„Meine Ziellinie ist nicht fix“

2016 holte sich Bastien Murith den Schweizer Junioren-Meistertitel im Skicross. Doch dann kam alles anders: Im Sommer 2018 macht der Freiburger einen Köpfler in den See, schlägt mit dem Kopf am Grund auf und sitzt seither im Rollstuhl. Ein Schicksal, an dem viele verzweifeln würden, doch Bastien hat es nur noch stärker gemacht. Heute arbeitet der 24-Jährige 50% für Swiss Ski – und 1000% daran, wieder auf die Beine zu kommen. Im wahrsten Sinn des Wortes.

Am 3. Mai ist Bastien als Botschafter am Wings for Life World Run in Zug mit dabei.

Bastien, wann hast Du das allererste Mal vom Wings For Life World Run gehört?

Das ist lang her. Ich fand den Anlass und vor allem den Gedanken dahinter immer genial, aber es kam halt immer etwas dazwischen – Wettkämpfe, Ferien, was immer. Zum ersten Mal dabei war ich letztes Jahr.

Und?

Es war grossartig! Ich hatte mir vorgenommen 5 Kilometer zu schaffen, 10 vielleicht. Dann wurden es 22. Ich war nudelfertig, physisch total leer, aber auch extrem glücklich. Vor allem, weil mich so viele Freunde unterstützt hatten.

Du hast einmal gesagt, Dein Leben sei heute besser als vor Deinem Unfall.

In vielem ist das tatsächlich so. Als Sportler gibt man alles, erreicht zwar Ziele, aber es dauert und es gibt immer wieder Rückschläge. Heute arbeite ich anders mit und an meinem Körper. Mein grosses Glück ist, dass mein Rückenmark nicht durchtrennt ist, sondern gequetscht. Das beutet, dass meine Verletzung grundsätzlich reversibel ist. Und ich erlebe jeden Tag Fortschritte.

Du arbeitest auch hart dafür.

Ich habe zweimal die Woche Physiotherapie, aber ich kann mein Training auch alleine machen, also jeden Tag. Ich bin eine Kämpfernatur, und ich weiss, dass ich meine Ziele erreichen kann. Wenn ich ein Zwischenziel erreicht habe, setze ich mir eine neue Ziellinie. Sie verschiebt sich immer weiter. Ich setze mir selbst keine Grenzen, sondern Ziele. Das Rennen ist erst gelaufen, wenn man nicht mehr lebt.

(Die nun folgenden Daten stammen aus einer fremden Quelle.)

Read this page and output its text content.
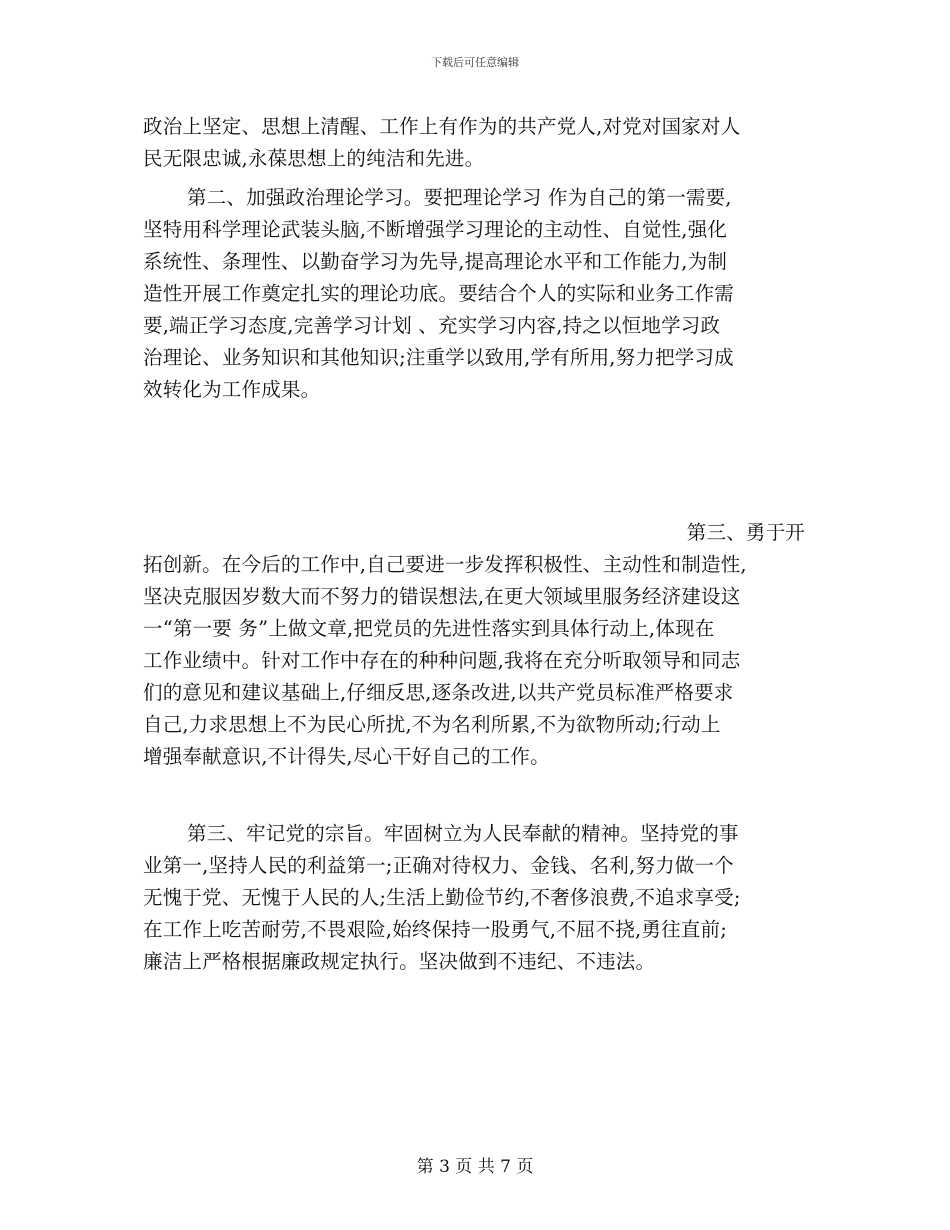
下载后可任意编辑
政治上坚定、思想上清醒、工作上有作为的共产党人,对党对国家对人
民无限忠诚,永葆思想上的纯洁和先进。
第二、加强政治理论学习。要把理论学习 作为自己的第一需要,
坚特用科学理论武装头脑,不断增强学习理论的主动性、自觉性,强化
系统性、条理性、以勤奋学习为先导,提高理论水平和工作能力,为制
造性开展工作奠定扎实的理论功底。要结合个人的实际和业务工作需
要,端正学习态度,完善学习计划 、充实学习内容,持之以恒地学习政
治理论、业务知识和其他知识;注重学以致用,学有所用,努力把学习成
效转化为工作成果。
第三、勇于开
拓创新。在今后的工作中,自己要进一步发挥积极性、主动性和制造性,
坚决克服因岁数大而不努力的错误想法,在更大领域里服务经济建设这
一“第一要 务”上做文章,把党员的先进性落实到具体行动上,体现在
工作业绩中。针对工作中存在的种种问题,我将在充分听取领导和同志
们的意见和建议基础上,仔细反思,逐条改进,以共产党员标准严格要求
自己,力求思想上不为民心所扰,不为名利所累,不为欲物所动;行动上
增强奉献意识,不计得失,尽心干好自己的工作。
第三、牢记党的宗旨。牢固树立为人民奉献的精神。坚持党的事
业第一,坚持人民的利益第一;正确对待权力、金钱、名利,努力做一个
无愧于党、无愧于人民的人;生活上勤俭节约,不奢侈浪费,不追求享受;
在工作上吃苦耐劳,不畏艰险,始终保持一股勇气,不屈不挠,勇往直前;
廉洁上严格根据廉政规定执行。坚决做到不违纪、不违法。
第 3 页 共 7 页
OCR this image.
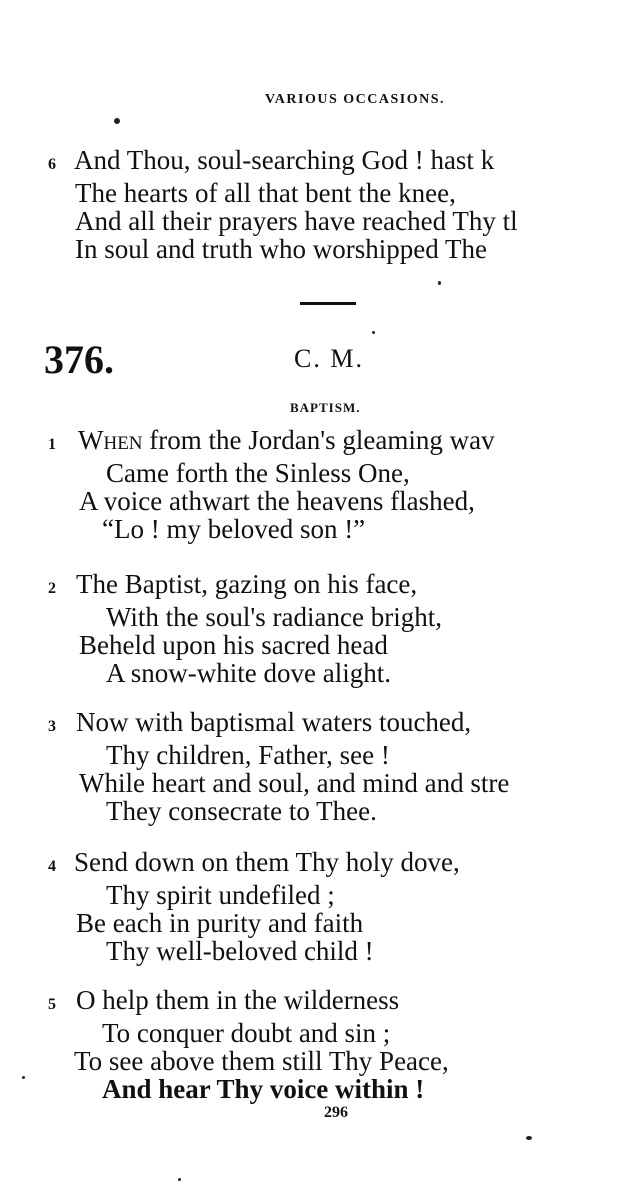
VARIOUS OCCASIONS.
6 And Thou, soul-searching God ! hast k
The hearts of all that bent the knee,
And all their prayers have reached Thy tl
In soul and truth who worshipped The
376.	C. M.
BAPTISM.
1 When from the Jordan's gleaming wav
Came forth the Sinless One,
A voice athwart the heavens flashed,
“Lo ! my beloved son !”
2 The Baptist, gazing on his face,
With the soul's radiance bright,
Beheld upon his sacred head
A snow-white dove alight.
3 Now with baptismal waters touched,
Thy children, Father, see !
While heart and soul, and mind and stre
They consecrate to Thee.
4 Send down on them Thy holy dove,
Thy spirit undefiled ;
Be each in purity and faith
Thy well-beloved child !
5 O help them in the wilderness
To conquer doubt and sin ;
To see above them still Thy Peace,
And hear Thy voice within !
296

Hast Du eine Vorstellung davon, wie lang es dauern wird, bis Du wieder gehen kannst?

Am Anfang sagten mir die Ärzte, es würde Monate dauern. Inzwischen sind anderthalb Jahre vergangen seit dem Unfall. Aber ich war am Anfang vom Hals an abwärts gelähmt, heute spüre ich meine Füsse. Dann geht es halt ein wenig länger. Aber es geht vorwärts. Ich habe heute den Körper, den ich heute habe, und ich arbeite daran, dass es morgen ein gesünderer Körper ist. Morgen sehen wir dann wieder weiter.

Was würdest Du jemandem raten, der in einer ähnlichen Situation ist wie Du?

Ich würde sagen: Setz Dir keine Grenzen. Setz Dir Ziele. Glaub nicht an die Grenzen, die auf den ersten Blick da sind. Glaub nur an Deine Ziele.

Welches sind Deine Ziele beim Wings For Life Word Run dieses Jahr?

Ich habe mir vorgenommen, den Anlass in der Westschweiz bekannter zu machen. Es werden also viel mehr meiner Freunde dabei sein als letztes Jahr. Ob ich die 22 Kilometer knacken kann, weiss ich nicht – aber ich werde es auf jeden Fall versuchen.